Photon not used for the filter step (falls back to COLUMNAR_TO_ROW → FILTER_EXEC in JVM)

ItalSess_5094
New Contributor II

We have a custom python notebook used to handle data loading. In this case, it's for a full overwrite of specific partitions. The notebook determines columns to use for the update based on incoming data. It creates a replace condition like this: replaceCondition : (sales_date sales_date,integration_store_key integration_store_key) IN ((to_date('2026-03-10'),'ABOUTYOU_115CH_TH_WHOL_4054986000000'),(to_date('2026-03-10'),'DE_PCNORD_CK_WHOL_4043654007816'), (...).   By execution time, it looks like this:  inset(named_struct('sales_date', sales_date, 'integration_store_key', integration_store_key))   
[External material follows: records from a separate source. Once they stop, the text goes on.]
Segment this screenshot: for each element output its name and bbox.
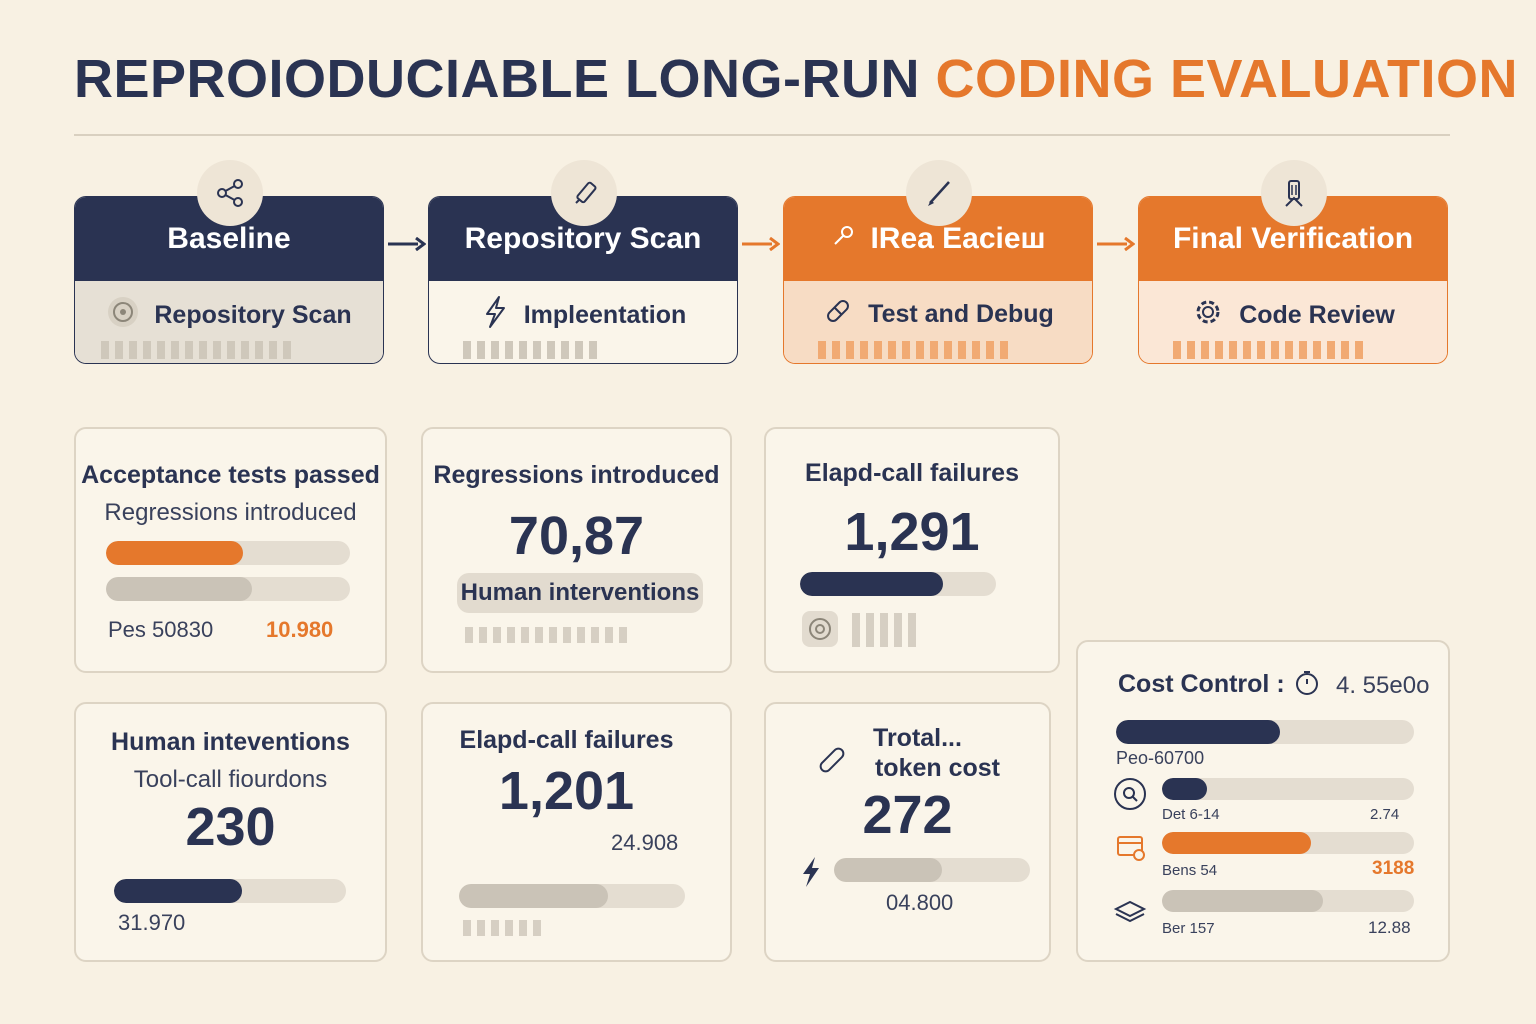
elapd-progress-bar — [800, 572, 996, 596]
card-elapd-failures-2: Elapd-call failures 1,201 24.908 — [421, 702, 732, 962]
row-value: 12.88 — [1368, 918, 1411, 937]
stage-sub-label: Impleentation — [523, 301, 687, 329]
card-elapd-failures: Elapd-call failures 1,291 — [764, 427, 1060, 673]
cost-row-bar — [1162, 890, 1414, 912]
row-value: 2.74 — [1370, 806, 1400, 823]
arrow-icon — [742, 237, 780, 251]
progress-fill — [800, 572, 944, 596]
lightning-icon — [480, 295, 510, 336]
search-icon — [1114, 778, 1146, 810]
card-title: Acceptance tests passed — [81, 461, 380, 489]
stage-progress-bars — [1173, 341, 1363, 359]
stage-progress-bars — [463, 341, 597, 359]
human-value: 230 — [185, 797, 276, 857]
lightning-icon — [796, 854, 826, 890]
side-value: 24.908 — [611, 830, 679, 855]
row-label: Ber 157 — [1162, 920, 1215, 937]
stage-progress-bars — [818, 341, 1008, 359]
progress-fill — [1162, 832, 1311, 854]
stage-sub-label: Code Review — [1239, 301, 1395, 329]
cost-row-bar — [1162, 778, 1414, 800]
card-title: Regressions introduced — [433, 461, 720, 489]
progress-fill — [834, 858, 942, 882]
target-icon — [802, 611, 838, 647]
stage-repository-scan[interactable]: Repository Scan Impleentation — [428, 160, 740, 364]
bottom-value: 31.970 — [118, 910, 186, 935]
layers-icon — [1112, 896, 1148, 926]
arrow-icon — [1097, 237, 1135, 251]
card-title-line2: token cost — [874, 754, 1001, 782]
arrow-icon — [388, 237, 426, 251]
regressions-progress-bar — [106, 577, 350, 601]
title-divider — [74, 134, 1450, 136]
card-cost-control: Cost Control : 4. 55e0o Peo-60700 Det 6-… — [1076, 640, 1450, 962]
row-value: 3188 — [1372, 858, 1415, 879]
human-progress-bar — [114, 879, 346, 903]
token-progress-bar — [834, 858, 1030, 882]
card-title: Elapd-call failures — [459, 726, 674, 754]
main-label: Peo-60700 — [1116, 748, 1205, 768]
human-interventions-pill[interactable]: Human interventions — [457, 573, 703, 613]
card-title: Cost Control : — [1118, 670, 1285, 698]
card-acceptance-tests: Acceptance tests passed Regressions intr… — [74, 427, 387, 673]
stage-review[interactable]: IReа Eacieш Test and Debug — [783, 160, 1095, 364]
flask-icon — [1261, 160, 1327, 226]
card-regressions: Regressions introduced 70,87 Human inter… — [421, 427, 732, 673]
row-label: Bens 54 — [1162, 862, 1218, 879]
bottom-value: 04.800 — [886, 890, 954, 915]
progress-fill — [1116, 720, 1280, 744]
title-part-2: CODING EVALUATION — [935, 49, 1519, 109]
card-human-interventions: Human inteventions Tool-call fiourdons 2… — [74, 702, 387, 962]
timer-icon — [1292, 668, 1322, 698]
mini-bars — [463, 920, 541, 936]
progress-fill — [459, 884, 609, 908]
page-title: REPROIODUCIABLE LONG-RUN CODING EVALUATI… — [74, 48, 1518, 110]
left-value: Pes 50830 — [108, 617, 214, 642]
marker-icon — [551, 160, 617, 226]
regressions-value: 70,87 — [508, 506, 645, 566]
elapd-value: 1,291 — [844, 502, 980, 562]
row-label: Det 6-14 — [1162, 806, 1220, 823]
stage-baseline[interactable]: Baseline Repository Scan — [74, 160, 386, 364]
card-title-line1: Trotal... — [873, 724, 962, 752]
stage-head-label: IReа Eacieш — [870, 222, 1046, 255]
mini-bars — [852, 613, 916, 647]
elapd-progress-bar — [459, 884, 685, 908]
pill-icon — [822, 295, 854, 334]
right-value: 10.980 — [266, 617, 334, 642]
progress-fill — [106, 541, 243, 565]
elapd-value: 1,201 — [498, 761, 635, 821]
card-token-cost: Trotal... token cost 272 04.800 — [764, 702, 1051, 962]
dashboard-icon — [1114, 830, 1148, 864]
progress-fill — [114, 879, 242, 903]
card-subtitle: Regressions introduced — [104, 499, 357, 526]
share-icon — [197, 160, 263, 226]
acceptance-progress-bar — [106, 541, 350, 565]
key-icon — [830, 221, 858, 257]
progress-fill — [1162, 778, 1208, 800]
cost-row-bar — [1162, 832, 1414, 854]
stage-final-verification[interactable]: Final Verification Code Review — [1138, 160, 1450, 364]
title-value: 4. 55e0o — [1336, 672, 1430, 699]
gear-icon — [1191, 295, 1225, 336]
cost-main-bar — [1116, 720, 1414, 744]
progress-fill — [1162, 890, 1324, 912]
card-title: Human inteventions — [111, 728, 350, 756]
pill-icon — [812, 740, 852, 780]
card-subtitle: Tool-call fiourdons — [133, 766, 328, 793]
stage-sub-label: Test and Debug — [868, 300, 1054, 328]
pen-icon — [906, 160, 972, 226]
progress-fill — [106, 577, 253, 601]
mini-bars — [465, 627, 627, 643]
target-icon — [106, 295, 140, 336]
card-title: Elapd-call failures — [805, 459, 1019, 487]
stage-sub-label: Repository Scan — [154, 301, 352, 329]
stage-progress-bars — [101, 341, 291, 359]
token-value: 272 — [862, 785, 953, 845]
title-part-1: REPROIODUCIABLE LONG-RUN — [74, 49, 920, 109]
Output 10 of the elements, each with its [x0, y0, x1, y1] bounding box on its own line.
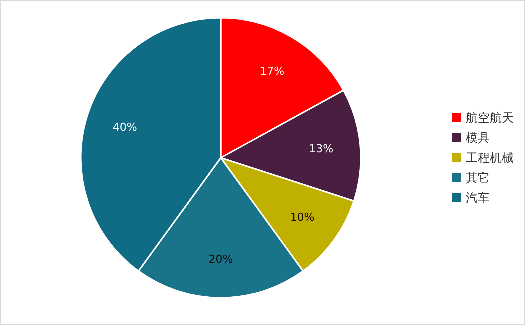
data-label: 17%	[260, 65, 285, 78]
data-label: 20%	[208, 252, 234, 266]
legend-label: 工程机械	[466, 151, 514, 165]
legend-label: 航空航天	[466, 111, 514, 125]
data-label: 13%	[309, 142, 334, 156]
legend-label: 模具	[466, 131, 490, 145]
data-label: 10%	[290, 211, 315, 224]
data-label: 40%	[112, 120, 138, 134]
legend-label: 其它	[466, 171, 490, 185]
legend-label: 汽车	[466, 191, 490, 205]
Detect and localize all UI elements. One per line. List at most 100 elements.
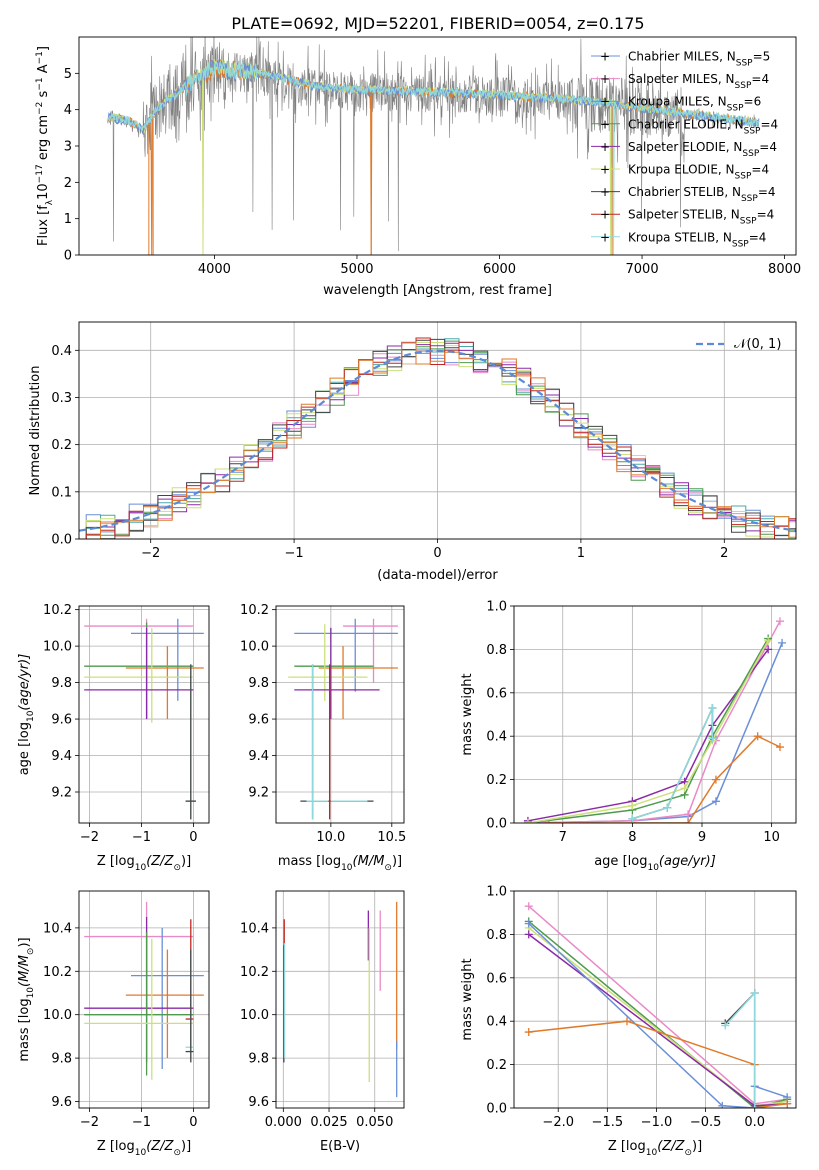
x-tick-label: 2 bbox=[720, 546, 728, 561]
mass-weight-point-marker bbox=[711, 797, 720, 806]
residual-histogram-step bbox=[79, 337, 796, 539]
y-tick-label: 9.2 bbox=[248, 786, 269, 801]
legend-marker: + bbox=[600, 95, 610, 109]
y-tick-label: 10.0 bbox=[240, 1008, 269, 1023]
mass-weight-series-line bbox=[527, 642, 783, 823]
y-tick-label: 0.0 bbox=[486, 817, 507, 832]
mass-weight-point-marker bbox=[718, 1101, 727, 1108]
y-tick-label: 0.2 bbox=[486, 1058, 507, 1073]
legend-marker: + bbox=[600, 140, 610, 154]
y-tick-label: 4 bbox=[64, 103, 72, 118]
y-tick-label: 9.4 bbox=[248, 749, 269, 764]
x-tick-label: −1.5 bbox=[592, 1115, 624, 1130]
y-tick-label: 0.8 bbox=[486, 643, 507, 658]
model-fit-line bbox=[107, 58, 760, 255]
mass-vs-Z-panel: −2 −1 0 9.6 9.8 10.0 10.2 10.4 Z [log10(Z/Z⊙)] ma… bbox=[17, 890, 210, 1158]
y-tick-label: 0.1 bbox=[51, 485, 72, 500]
legend-marker: + bbox=[600, 72, 610, 86]
spectrum-plot-area bbox=[107, 37, 760, 255]
mass-weight-vs-age-panel: 7 8 9 10 0.0 0.2 0.4 0.6 0.8 1.0 age [log10(age/yr… bbox=[460, 600, 797, 873]
y-tick-label: 1.0 bbox=[486, 600, 507, 615]
mass-weight-point-marker bbox=[721, 1021, 730, 1030]
x-tick-label: 4000 bbox=[198, 262, 231, 277]
legend-marker: + bbox=[600, 230, 610, 244]
y-tick-label: 2 bbox=[64, 176, 72, 191]
mass-weight-point-marker bbox=[753, 732, 762, 741]
axes-frame bbox=[78, 890, 210, 1109]
y-tick-label: 1.0 bbox=[486, 885, 507, 900]
model-fit-line bbox=[107, 59, 760, 255]
x-tick-label: 0.000 bbox=[265, 1115, 302, 1130]
x-tick-label: 0 bbox=[433, 546, 441, 561]
legend-label: Chabrier ELODIE, NSSP=4 bbox=[628, 117, 778, 136]
mass-weight-point-marker bbox=[628, 814, 637, 823]
y-tick-label: 9.8 bbox=[51, 1052, 72, 1067]
x-tick-label: 10.5 bbox=[377, 830, 406, 845]
y-tick-label: 9.6 bbox=[248, 1095, 269, 1110]
x-tick-label: −1.0 bbox=[641, 1115, 673, 1130]
x-tick-label: 10 bbox=[763, 830, 780, 845]
y-tick-label: 0.6 bbox=[486, 686, 507, 701]
x-tick-label: 8000 bbox=[768, 262, 801, 277]
legend-marker: + bbox=[600, 163, 610, 177]
y-axis-label: mass [log10(M/M⊙)] bbox=[17, 937, 36, 1061]
y-tick-label: 10.2 bbox=[240, 603, 269, 618]
y-tick-label: 0.4 bbox=[486, 1015, 507, 1030]
age-vs-Z-panel: −2 −1 0 9.2 9.4 9.6 9.8 10.0 10.2 Z [log10(Z/Z⊙)]… bbox=[17, 603, 210, 873]
residual-histogram-step bbox=[79, 341, 796, 539]
mass-weight-point-marker bbox=[778, 638, 787, 647]
legend-marker: + bbox=[600, 117, 610, 131]
y-tick-label: 9.8 bbox=[248, 1052, 269, 1067]
mass-weight-point-marker bbox=[708, 734, 717, 743]
x-tick-label: 9 bbox=[698, 830, 706, 845]
y-axis-label: age [log10(age/yr)] bbox=[17, 654, 36, 776]
x-tick-label: 10.0 bbox=[316, 830, 345, 845]
axes-frame bbox=[275, 605, 405, 824]
residual-histogram-step bbox=[79, 338, 796, 539]
x-tick-label: 6000 bbox=[483, 262, 516, 277]
y-tick-label: 10.4 bbox=[240, 921, 269, 936]
x-axis-label: Z [log10(Z/Z⊙)] bbox=[608, 1139, 702, 1158]
y-tick-label: 0.2 bbox=[486, 773, 507, 788]
y-tick-label: 9.8 bbox=[248, 676, 269, 691]
mass-weight-point-marker bbox=[524, 919, 533, 928]
y-tick-label: 1 bbox=[64, 212, 72, 227]
y-tick-label: 0.0 bbox=[51, 533, 72, 548]
mass-weight-vs-age-plot-area bbox=[523, 617, 787, 823]
y-tick-label: 0.8 bbox=[486, 928, 507, 943]
mass-weight-point-marker bbox=[750, 988, 759, 997]
residuals-plot-area bbox=[79, 337, 796, 539]
y-tick-label: 9.2 bbox=[51, 786, 72, 801]
mass-weight-series-line bbox=[527, 648, 769, 822]
axes-frame bbox=[275, 890, 405, 1109]
mass-weight-point-marker bbox=[684, 819, 693, 823]
mass-weight-vs-Z-plot-area bbox=[524, 902, 792, 1108]
x-tick-label: −1 bbox=[132, 830, 151, 845]
x-tick-label: −2 bbox=[80, 830, 99, 845]
mass-weight-series-line bbox=[632, 707, 714, 820]
legend-marker: + bbox=[600, 185, 610, 199]
x-tick-label: 8 bbox=[628, 830, 636, 845]
y-axis-label: Flux [fλ10−17 erg cm−2 s−1 A−1] bbox=[35, 46, 55, 246]
y-axis-label: Normed distribution bbox=[28, 366, 43, 496]
y-tick-label: 9.4 bbox=[51, 749, 72, 764]
x-tick-label: 0.025 bbox=[310, 1115, 347, 1130]
x-tick-label: 7000 bbox=[626, 262, 659, 277]
legend-marker: + bbox=[600, 208, 610, 222]
mass-weight-series-line bbox=[528, 905, 788, 1105]
y-tick-label: 10.0 bbox=[43, 640, 72, 655]
spectrum-panel: 4000 5000 6000 7000 8000 0 1 2 3 4 5 wavelength [An… bbox=[35, 36, 801, 298]
observed-spectrum-line bbox=[107, 37, 760, 252]
mass-weight-point-marker bbox=[684, 810, 693, 819]
legend-marker: + bbox=[600, 50, 610, 64]
x-axis-label: age [log10(age/yr)] bbox=[594, 854, 716, 873]
y-tick-label: 9.6 bbox=[51, 1095, 72, 1110]
y-tick-label: 10.0 bbox=[43, 1008, 72, 1023]
x-tick-label: −0.5 bbox=[690, 1115, 722, 1130]
x-tick-label: −2 bbox=[141, 546, 160, 561]
age-vs-mass-plot-area bbox=[288, 618, 398, 820]
mass-weight-point-marker bbox=[524, 930, 533, 939]
y-tick-label: 0.4 bbox=[486, 730, 507, 745]
y-tick-label: 10.2 bbox=[43, 603, 72, 618]
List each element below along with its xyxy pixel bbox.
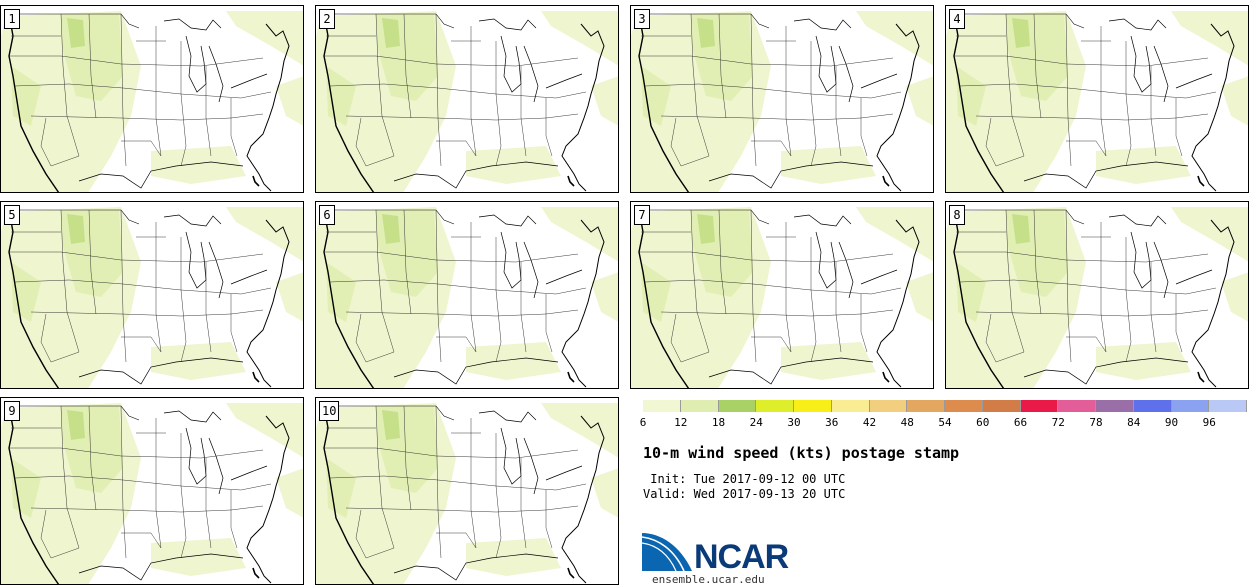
ensemble-member-panel[interactable]: 5 bbox=[0, 201, 304, 389]
ensemble-member-panel[interactable]: 7 bbox=[630, 201, 934, 389]
colorbar-tick-label: 54 bbox=[938, 416, 952, 429]
colorbar-cell bbox=[756, 400, 794, 412]
member-number: 7 bbox=[634, 205, 650, 225]
colorbar-tick-label: 48 bbox=[900, 416, 914, 429]
colorbar-tick-label: 24 bbox=[749, 416, 763, 429]
page-title: 10-m wind speed (kts) postage stamp bbox=[643, 444, 960, 462]
colorbar-tick-label: 96 bbox=[1202, 416, 1216, 429]
colorbar-cell bbox=[1096, 400, 1134, 412]
colorbar-cell bbox=[1171, 400, 1210, 412]
logo-text: NCAR bbox=[694, 538, 789, 576]
member-number: 1 bbox=[4, 9, 20, 29]
colorbar-cell bbox=[1133, 400, 1172, 412]
site-url[interactable]: ensemble.ucar.edu bbox=[652, 573, 765, 586]
colorbar-cell bbox=[718, 400, 757, 412]
colorbar-cell bbox=[945, 400, 983, 412]
member-number: 9 bbox=[4, 401, 20, 421]
colorbar-cell bbox=[680, 400, 719, 412]
colorbar-tick-label: 18 bbox=[711, 416, 726, 429]
colorbar-tick-label: 12 bbox=[674, 416, 688, 429]
colorbar-tick-label: 6 bbox=[639, 416, 647, 429]
valid-time: Valid: Wed 2017-09-13 20 UTC bbox=[643, 487, 846, 501]
ensemble-member-panel[interactable]: 3 bbox=[630, 5, 934, 193]
colorbar-cell bbox=[643, 400, 681, 412]
colorbar-tick-label: 36 bbox=[825, 416, 839, 429]
ensemble-member-panel[interactable]: 6 bbox=[315, 201, 619, 389]
ensemble-member-panel[interactable]: 1 bbox=[0, 5, 304, 193]
colorbar-cell bbox=[907, 400, 945, 412]
colorbar-tick-label: 60 bbox=[976, 416, 990, 429]
ensemble-member-panel[interactable]: 9 bbox=[0, 397, 304, 585]
colorbar-cell bbox=[1020, 400, 1059, 412]
colorbar-tick-label: 66 bbox=[1013, 416, 1028, 429]
ncar-logo-icon bbox=[642, 533, 692, 572]
colorbar-cell bbox=[1058, 400, 1096, 412]
ensemble-member-panel[interactable]: 8 bbox=[945, 201, 1249, 389]
ensemble-member-panel[interactable]: 2 bbox=[315, 5, 619, 193]
init-time: Init: Tue 2017-09-12 00 UTC bbox=[643, 472, 846, 486]
member-number: 6 bbox=[319, 205, 335, 225]
colorbar-cell bbox=[869, 400, 908, 412]
ensemble-member-panel[interactable]: 10 bbox=[315, 397, 619, 585]
colorbar-tick-label: 30 bbox=[787, 416, 801, 429]
member-number: 10 bbox=[319, 401, 340, 421]
ensemble-member-panel[interactable]: 4 bbox=[945, 5, 1249, 193]
colorbar-tick-label: 78 bbox=[1089, 416, 1103, 429]
member-number: 5 bbox=[4, 205, 20, 225]
colorbar-tick-label: 72 bbox=[1051, 416, 1065, 429]
colorbar-tick-label: 84 bbox=[1127, 416, 1141, 429]
colorbar-tick-label: 90 bbox=[1164, 416, 1179, 429]
colorbar-cell bbox=[982, 400, 1021, 412]
member-number: 4 bbox=[949, 9, 965, 29]
colorbar-cell bbox=[831, 400, 870, 412]
member-number: 8 bbox=[949, 205, 965, 225]
member-number: 3 bbox=[634, 9, 650, 29]
member-number: 2 bbox=[319, 9, 335, 29]
colorbar-cell bbox=[1209, 400, 1247, 412]
colorbar-cell bbox=[794, 400, 832, 412]
colorbar-tick-label: 42 bbox=[862, 416, 877, 429]
colorbar bbox=[643, 400, 1247, 412]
During the execution, Photon is not engaged for the filter but rather falls back to COLUMNAR_TO_ROW → FILTER_EXEC in JVM. Even though the target table is liquid clustered on the two columns, no data skipping happens and a full scan is executed at a huge cost (over a billion rows read to update a few thousand).   Zero row group pruning: Rows skipped via stats filtering = 0, Row groups skipped via stats filtering = 0, Data filters - row groups filtered = 0

Queery Profile shows:

Graph 0, photonExplain:

 
 
reason: UNIMPLEMENTED_OPERATORparams: OPERATOR = OverwriteByExpressionExecV1 [...]

Graph 1, the filter node:

 
 
tag: FILTER_EXEC          ← JVM operator, not PHOTON_FILTER_EXECinsightIds: ['99716c5c...']condition: inset(named_struct('sales_date', ..., 'integration_store_key', ...))

And immediately above it:

 
 
tag: COLUMNAR_TO_ROW_EXEC ← data leaving Photon back to JVMtag: PHOTON_PROJECT_EXEC  ← Photon stops here

databricks documentation states: "getStatsColumnOpt filters out non-leaf StructType columns as they lack statistics and skipping predicates can't use them.".  In my case, sales_date and integration_store_key are not themselves struct columns — they're scalar columns being wrapped into a struct by the named_struct(...) expression that inset() generates.  It seems that because of the columns being wrapped up  in a struct, statistics are not available and it defaults to JVM. Is it correct to say that: " skipping works on per-column min/max stats, and the inset(named_struct(...)) predicate is not decomposable into per-column comparisons the skipping engine can evaluate." ? Can anyone confirm the reason Photon doesn't work in my situation?